Une technique permettant d’ajuster en temps réel la profondeur et la tension des sutures à l’aide de l’OCT peropératoire (iOCT) a été rapportée.
Kaur et al. (2025) ont réalisé une suture compressive partielle (PTS, profondeur cible 50-60 %) guidée par iOCT chez 7 patients (âge médian 16 ans, épaisseur cornéenne préopératoire 1120-2363 μm)2). Les sutures ont été placées sous visualisation iOCT de la compaction stromale d’aspect « chenille », et toutes ont disparu en 2 semaines, les sutures étant retirées après 8 à 12 semaines.

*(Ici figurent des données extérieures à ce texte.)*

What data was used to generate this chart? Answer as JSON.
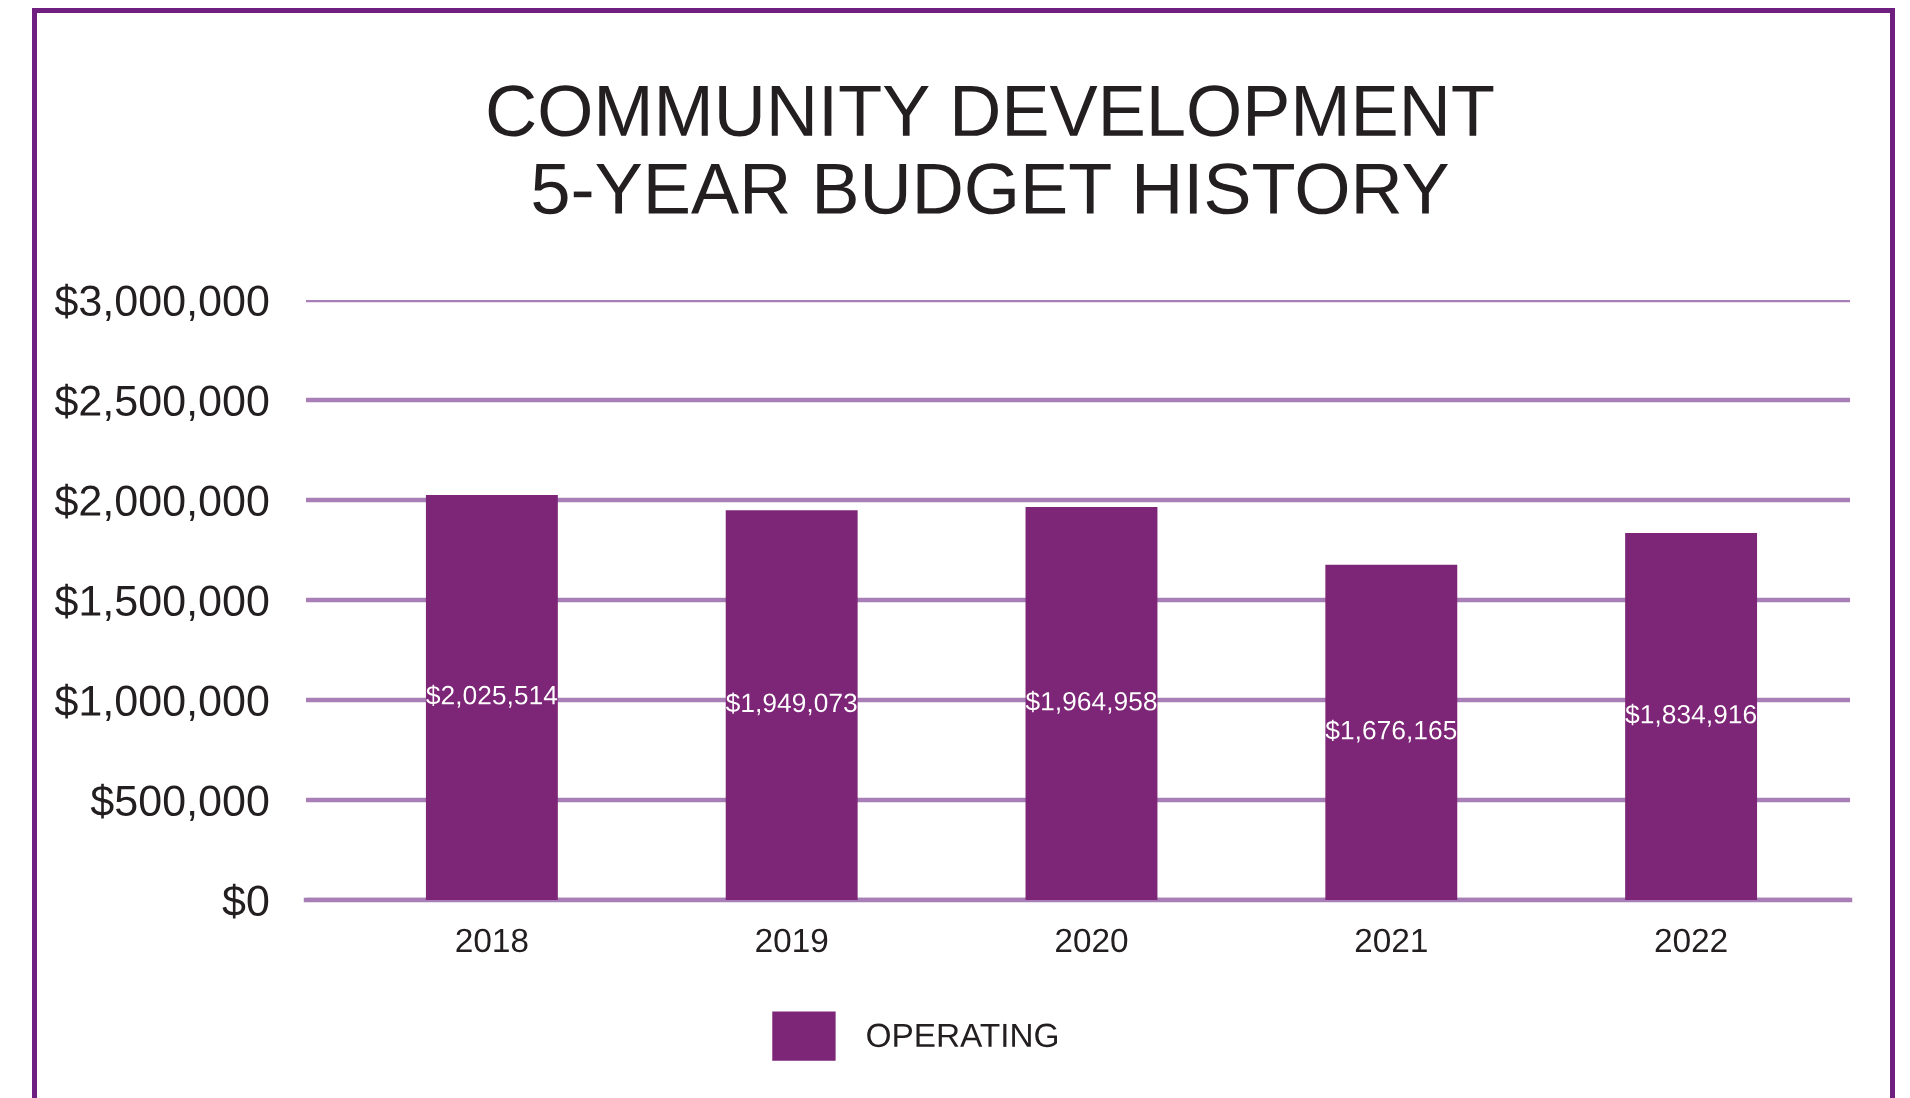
{
  "chart_data": {
    "type": "bar",
    "title": "COMMUNITY DEVELOPMENT\n5-YEAR BUDGET HISTORY",
    "categories": [
      "2018",
      "2019",
      "2020",
      "2021",
      "2022"
    ],
    "series": [
      {
        "name": "OPERATING",
        "color": "#7d2677",
        "values": [
          2025514,
          1949073,
          1964958,
          1676165,
          1834916
        ],
        "value_labels": [
          "$2,025,514",
          "$1,949,073",
          "$1,964,958",
          "$1,676,165",
          "$1,834,916"
        ]
      }
    ],
    "ylim": [
      0,
      3000000
    ],
    "yticks": [
      {
        "value": 0,
        "label": "$0"
      },
      {
        "value": 500000,
        "label": "$500,000"
      },
      {
        "value": 1000000,
        "label": "$1,000,000"
      },
      {
        "value": 1500000,
        "label": "$1,500,000"
      },
      {
        "value": 2000000,
        "label": "$2,000,000"
      },
      {
        "value": 2500000,
        "label": "$2,500,000"
      },
      {
        "value": 3000000,
        "label": "$3,000,000"
      }
    ],
    "grid": "y",
    "legend": "bottom"
  }
}
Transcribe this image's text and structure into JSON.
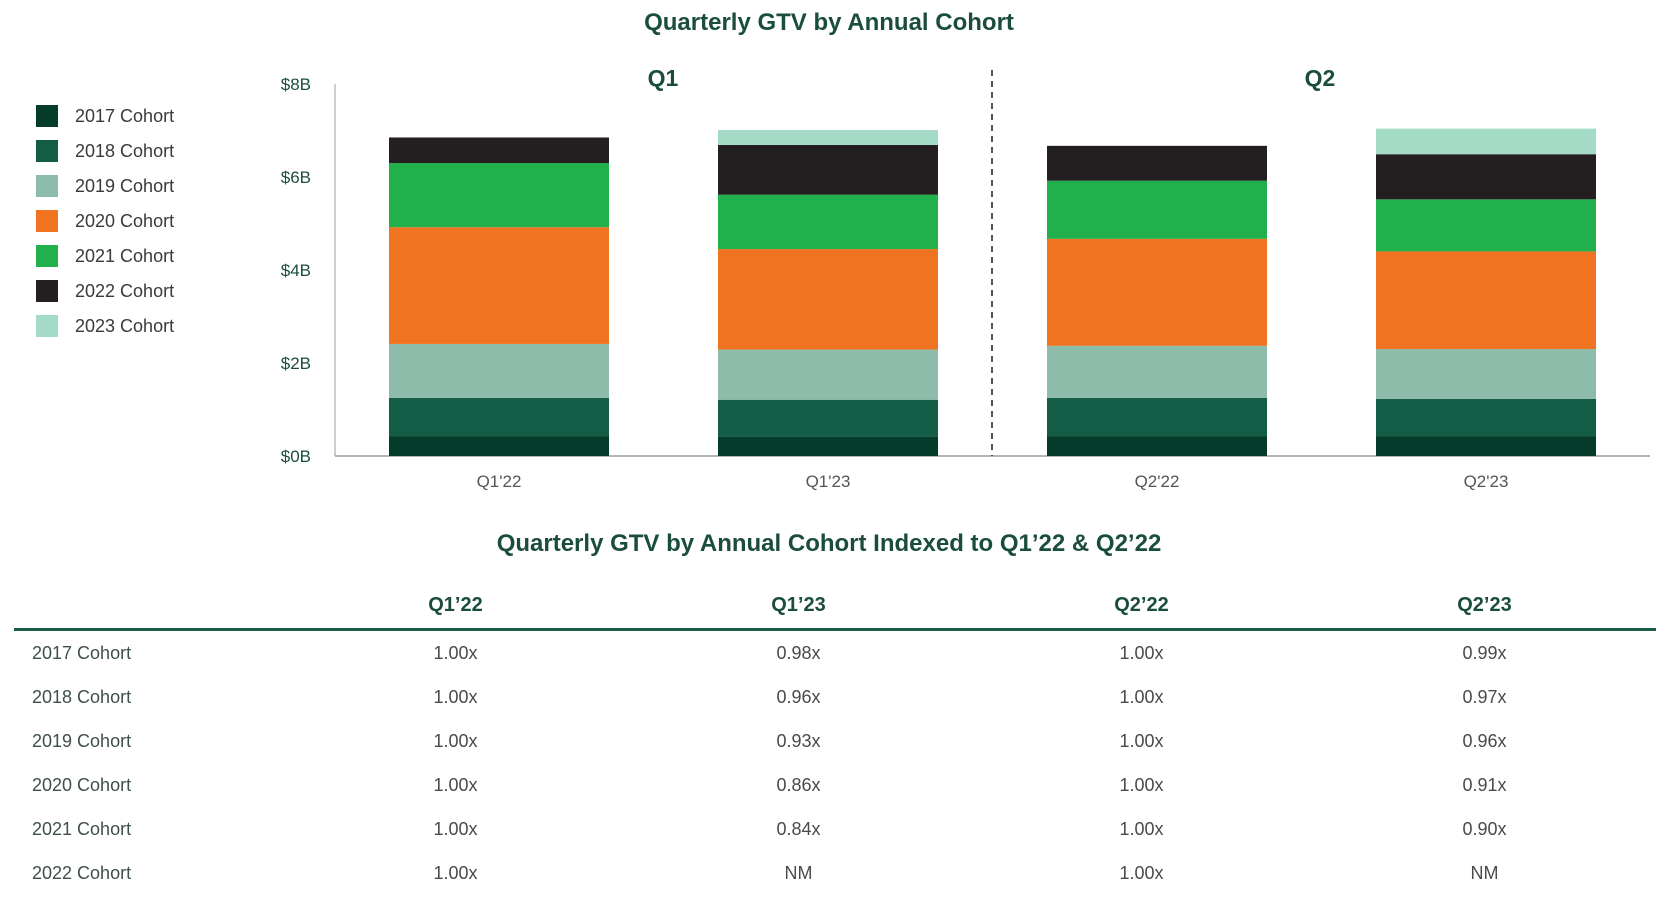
{
  "chart_data": [
    {
      "type": "bar",
      "stacked": true,
      "title": "Quarterly GTV by Annual Cohort",
      "groups": [
        {
          "label": "Q1",
          "categories": [
            "Q1'22",
            "Q1'23"
          ]
        },
        {
          "label": "Q2",
          "categories": [
            "Q2'22",
            "Q2'23"
          ]
        }
      ],
      "categories": [
        "Q1'22",
        "Q1'23",
        "Q2'22",
        "Q2'23"
      ],
      "ylim": [
        0,
        8
      ],
      "yticks": [
        0,
        2,
        4,
        6,
        8
      ],
      "ytick_labels": [
        "$0B",
        "$2B",
        "$4B",
        "$6B",
        "$8B"
      ],
      "legend_position": "left",
      "grid": false,
      "series": [
        {
          "name": "2017 Cohort",
          "color": "#053b2a",
          "values": [
            0.42,
            0.41,
            0.42,
            0.42
          ]
        },
        {
          "name": "2018 Cohort",
          "color": "#135c45",
          "values": [
            0.83,
            0.8,
            0.83,
            0.81
          ]
        },
        {
          "name": "2019 Cohort",
          "color": "#8ebcaa",
          "values": [
            1.16,
            1.08,
            1.12,
            1.07
          ]
        },
        {
          "name": "2020 Cohort",
          "color": "#f07321",
          "values": [
            2.51,
            2.16,
            2.3,
            2.1
          ]
        },
        {
          "name": "2021 Cohort",
          "color": "#21b04b",
          "values": [
            1.38,
            1.17,
            1.25,
            1.12
          ]
        },
        {
          "name": "2022 Cohort",
          "color": "#231f20",
          "values": [
            0.55,
            1.07,
            0.75,
            0.97
          ]
        },
        {
          "name": "2023 Cohort",
          "color": "#a3dbc7",
          "values": [
            0,
            0.32,
            0,
            0.55
          ]
        }
      ]
    },
    {
      "type": "table",
      "title": "Quarterly GTV by Annual Cohort Indexed to Q1’22 & Q2’22",
      "columns": [
        "Q1’22",
        "Q1’23",
        "Q2’22",
        "Q2’23"
      ],
      "rows": [
        {
          "label": "2017 Cohort",
          "values": [
            "1.00x",
            "0.98x",
            "1.00x",
            "0.99x"
          ]
        },
        {
          "label": "2018 Cohort",
          "values": [
            "1.00x",
            "0.96x",
            "1.00x",
            "0.97x"
          ]
        },
        {
          "label": "2019 Cohort",
          "values": [
            "1.00x",
            "0.93x",
            "1.00x",
            "0.96x"
          ]
        },
        {
          "label": "2020 Cohort",
          "values": [
            "1.00x",
            "0.86x",
            "1.00x",
            "0.91x"
          ]
        },
        {
          "label": "2021 Cohort",
          "values": [
            "1.00x",
            "0.84x",
            "1.00x",
            "0.90x"
          ]
        },
        {
          "label": "2022 Cohort",
          "values": [
            "1.00x",
            "NM",
            "1.00x",
            "NM"
          ]
        }
      ]
    }
  ]
}
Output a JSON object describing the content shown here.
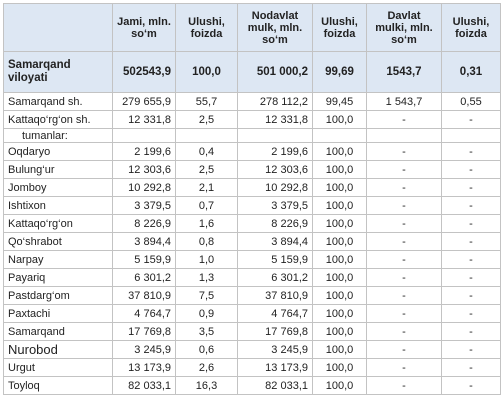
{
  "table": {
    "columns": [
      "Jami, mln. so‘m",
      "Ulushi, foizda",
      "Nodavlat mulk, mln. so‘m",
      "Ulushi, foizda",
      "Davlat mulki, mln. so‘m",
      "Ulushi, foizda"
    ],
    "total": [
      "Samarqand viloyati",
      "502543,9",
      "100,0",
      "501 000,2",
      "99,69",
      "1543,7",
      "0,31"
    ],
    "rows": [
      [
        "Samarqand sh.",
        "279 655,9",
        "55,7",
        "278 112,2",
        "99,45",
        "1 543,7",
        "0,55"
      ],
      [
        "Kattaqo‘rg‘on sh.",
        "12 331,8",
        "2,5",
        "12 331,8",
        "100,0",
        "-",
        "-"
      ],
      [
        "tumanlar:"
      ],
      [
        "Oqdaryo",
        "2 199,6",
        "0,4",
        "2 199,6",
        "100,0",
        "-",
        "-"
      ],
      [
        "Bulung‘ur",
        "12 303,6",
        "2,5",
        "12 303,6",
        "100,0",
        "-",
        "-"
      ],
      [
        "Jomboy",
        "10 292,8",
        "2,1",
        "10 292,8",
        "100,0",
        "-",
        "-"
      ],
      [
        "Ishtixon",
        "3 379,5",
        "0,7",
        "3 379,5",
        "100,0",
        "-",
        "-"
      ],
      [
        "Kattaqo‘rg‘on",
        "8 226,9",
        "1,6",
        "8 226,9",
        "100,0",
        "-",
        "-"
      ],
      [
        "Qo‘shrabot",
        "3 894,4",
        "0,8",
        "3 894,4",
        "100,0",
        "-",
        "-"
      ],
      [
        "Narpay",
        "5 159,9",
        "1,0",
        "5 159,9",
        "100,0",
        "-",
        "-"
      ],
      [
        "Payariq",
        "6 301,2",
        "1,3",
        "6 301,2",
        "100,0",
        "-",
        "-"
      ],
      [
        "Pastdarg‘om",
        "37 810,9",
        "7,5",
        "37 810,9",
        "100,0",
        "-",
        "-"
      ],
      [
        "Paxtachi",
        "4 764,7",
        "0,9",
        "4 764,7",
        "100,0",
        "-",
        "-"
      ],
      [
        "Samarqand",
        "17 769,8",
        "3,5",
        "17 769,8",
        "100,0",
        "-",
        "-"
      ],
      [
        "Nurobod",
        "3 245,9",
        "0,6",
        "3 245,9",
        "100,0",
        "-",
        "-"
      ],
      [
        "Urgut",
        "13 173,9",
        "2,6",
        "13 173,9",
        "100,0",
        "-",
        "-"
      ],
      [
        "Toyloq",
        "82 033,1",
        "16,3",
        "82 033,1",
        "100,0",
        "-",
        "-"
      ]
    ]
  }
}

La PTS a montré une efficacité similaire à la suture transfixiante (FTS) avec un risque moindre de lésion endothéliale.
Une revue de la littérature (19 études) a rapporté un délai de résolution de la suture compressive allant de 1 heure à 45 jours, la plupart des cas se résolvant en 2 semaines2).
Liu et al. ont rapporté une chirurgie en deux étapes : une TKP-assisted epikeratophakia (réparation de la membrane de Descemet lors de la première étape) suivie d’une DALK utilisant le même greffon (deuxième étape) 2,1 ± 0,7 mois plus tard, permettant une récupération visuelle2).
Petrelli et al. ont réalisé une résection cunéiforme lamellaire après échec de la colle cyanoacrylate pour une perforation cornéenne post-ACH2). Cela a permis d’éviter une greffe de cornée tout en améliorant la réfraction.
Alio et al. ont injecté 0,3 ml de plasma riche en plaquettes enrichi (EPRP) dans la chambre antérieure chez des cas réfractaires au SF6, et ont obtenu une résolution en une semaine 1). La promotion de la régénération des cellules endothéliales par les facteurs de croissance a été suggérée comme mécanisme.
Pour les cas présentant une large rupture de la membrane de Descemet, une méthode utilisant un petit patch DMEK de 5 mm pour fermer temporairement la rupture a été rapportée 1). Des cas où la cornée a spontanément retrouvé sa détersion après un décollement partiel du greffon ont été décrits.
Ontiveros-Holguín & Pacheco-Padrón (2022) ont rapporté un cas d’ACH et de migration d’ICRS après implantation d’anneaux intracornéens (ICRS) 8). L’ACH a disparu après 8 semaines avec un traitement conservateur seul. Il s’agit du premier rapport d’ACH après implantation d’ICRS guéri uniquement par traitement conservateur.
Il s’agit d’une suture compressive réalisée sous guidage par OCT peropératoire (iOCT) pour vérifier en temps réel la profondeur et la tension de la suture 3). Contrairement à la méthode conventionnelle qui reposait sur l’expérience, la profondeur de suture peut être contrôlée objectivement, permettant une compression cornéenne efficace tout en réduisant le risque de lésion endothéliale. Dans le rapport de Kaur et al., tous les cas ont disparu en moins de 2 semaines.